TOKYO – Japan inched back into deflationary territory in August as lower oil prices pulled core inflation excluding volatile food prices lower.
The core consumer price index slipped 0.1 percent after remaining flat in July. The "headline" inflation rate, which includes both food and energy data, was flat at 0.2 percent.
It was the first time the core inflation measure had dipped lower since the central bank launched massive asset purchases that are pumping 80 trillion yen ($670 billion) a year into the economy in a bid to push prices higher.
With oil prices below $50 a barrel, upward pressure on prices has eased, hindering those efforts. The government has made achieving an inflation rate of about 2 percent a key aim of its strategy for forcing the world's third-largest economy out of the deflationary doldrums that it says is stifling growth.

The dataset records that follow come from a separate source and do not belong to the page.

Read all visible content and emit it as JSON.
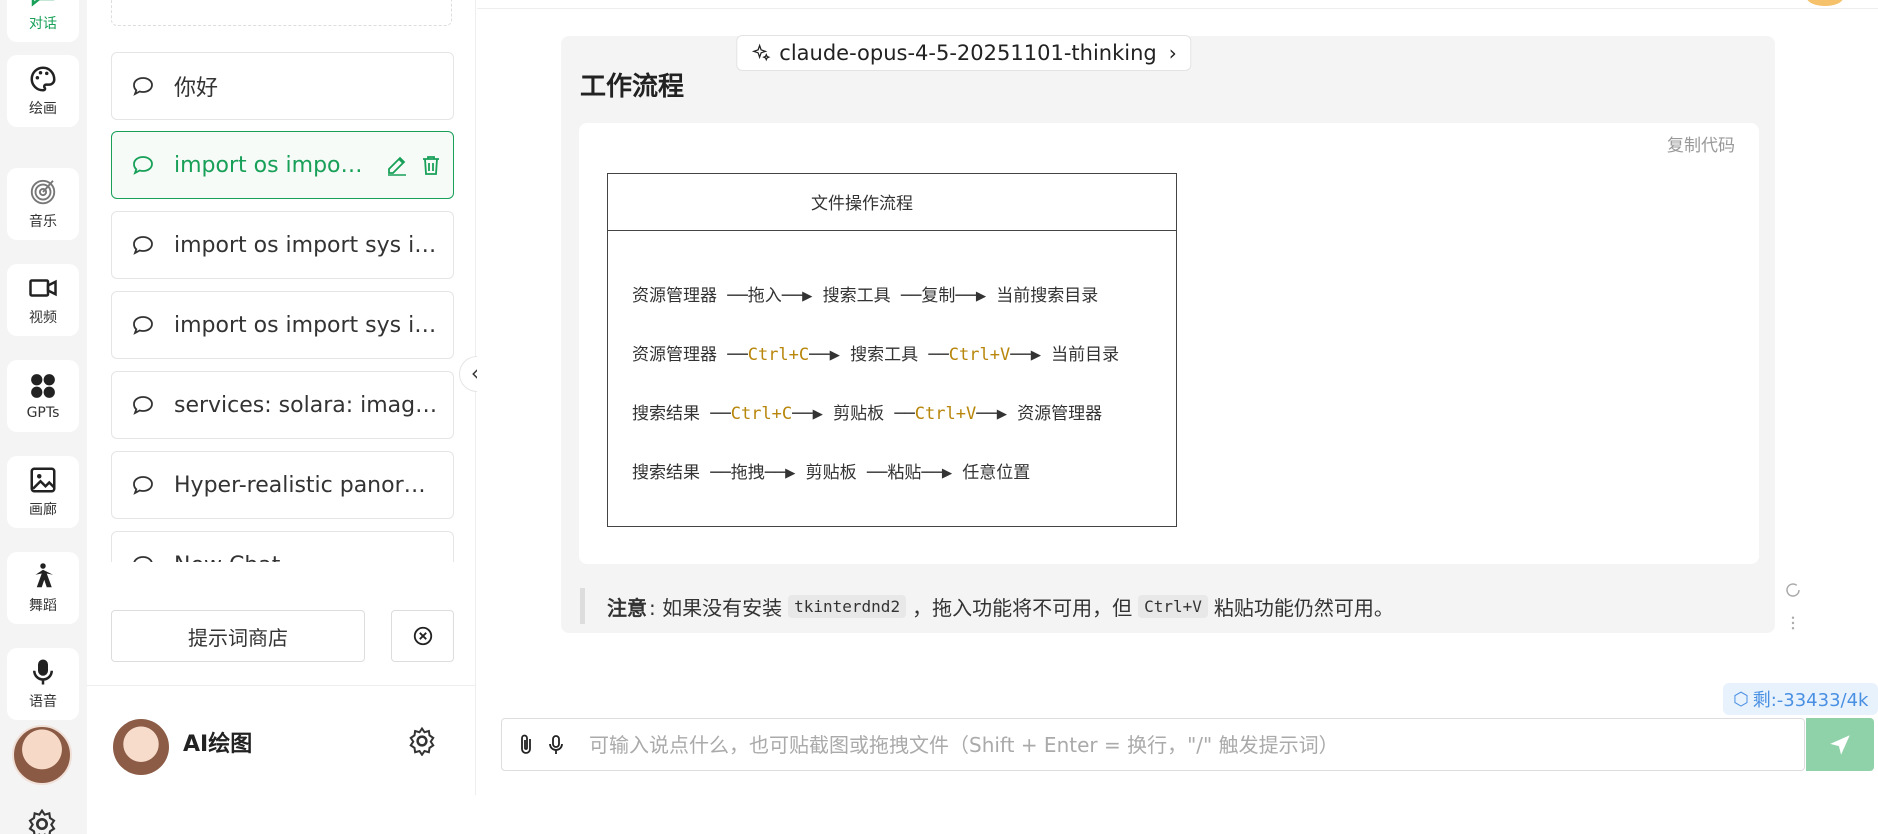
{
  "rail": {
    "items": [
      {
        "label": "对话",
        "icon": "chat-icon",
        "active": true
      },
      {
        "label": "绘画",
        "icon": "palette-icon"
      },
      {
        "label": "音乐",
        "icon": "music-icon"
      },
      {
        "label": "视频",
        "icon": "video-icon"
      },
      {
        "label": "GPTs",
        "icon": "apps-icon"
      },
      {
        "label": "画廊",
        "icon": "gallery-icon"
      },
      {
        "label": "舞蹈",
        "icon": "dance-icon"
      },
      {
        "label": "语音",
        "icon": "mic-icon"
      }
    ]
  },
  "sidebar": {
    "chats": [
      {
        "title": "你好"
      },
      {
        "title": "import os import ...",
        "active": true
      },
      {
        "title": "import os import sys im..."
      },
      {
        "title": "import os import sys im..."
      },
      {
        "title": "services: solara: image: 1..."
      },
      {
        "title": "Hyper-realistic panorami..."
      },
      {
        "title": "New Chat"
      }
    ],
    "prompt_store_label": "提示词商店",
    "user_name": "AI绘图"
  },
  "main": {
    "model_name": "claude-opus-4-5-20251101-thinking",
    "section_title": "工作流程",
    "copy_code_label": "复制代码",
    "diagram": {
      "title": "文件操作流程",
      "rows": [
        {
          "parts": [
            {
              "t": "资源管理器 ──拖入──▶ 搜索工具 ──复制──▶ 当前搜索目录"
            }
          ]
        },
        {
          "parts": [
            {
              "t": "资源管理器 ──"
            },
            {
              "t": "Ctrl+C",
              "kb": true
            },
            {
              "t": "──▶ 搜索工具 ──"
            },
            {
              "t": "Ctrl+V",
              "kb": true
            },
            {
              "t": "──▶ 当前目录"
            }
          ]
        },
        {
          "parts": [
            {
              "t": "搜索结果 ──"
            },
            {
              "t": "Ctrl+C",
              "kb": true
            },
            {
              "t": "──▶ 剪贴板 ──"
            },
            {
              "t": "Ctrl+V",
              "kb": true
            },
            {
              "t": "──▶ 资源管理器"
            }
          ]
        },
        {
          "parts": [
            {
              "t": "搜索结果 ──拖拽──▶ 剪贴板 ──粘贴──▶ 任意位置"
            }
          ]
        }
      ]
    },
    "note": {
      "label": "注意",
      "text_1": ": 如果没有安装",
      "code_1": "tkinterdnd2",
      "text_2": "，拖入功能将不可用，但",
      "code_2": "Ctrl+V",
      "text_3": "粘贴功能仍然可用。"
    },
    "token_badge": "剩:-33433/4k",
    "input_placeholder": "可输入说点什么，也可贴截图或拖拽文件（Shift + Enter = 换行，\"/\" 触发提示词）"
  },
  "colors": {
    "accent": "#18a058",
    "token": "#4a90e2",
    "send": "#8fd1a8"
  }
}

Excluding both energy and food prices, the price index rose 0.8 percent in August, compared with 0.6 percent in the previous two months.
Theoretically, expectations of higher inflation would lead families and businesses to step up spending to beat price increases. But companies have used massive cash piles accumulated thanks to record profits to invest overseas while consumers have remained relatively frugal.
Prime Minister Shinzo Abe announced Thursday an update of his economic policies, setting a target for a 600 trillion yen ($5 trillion) economy. The plan focused mainly on promises of improved social welfare policies to help alleviate the burden of child and elder care and encourage a higher birth rate.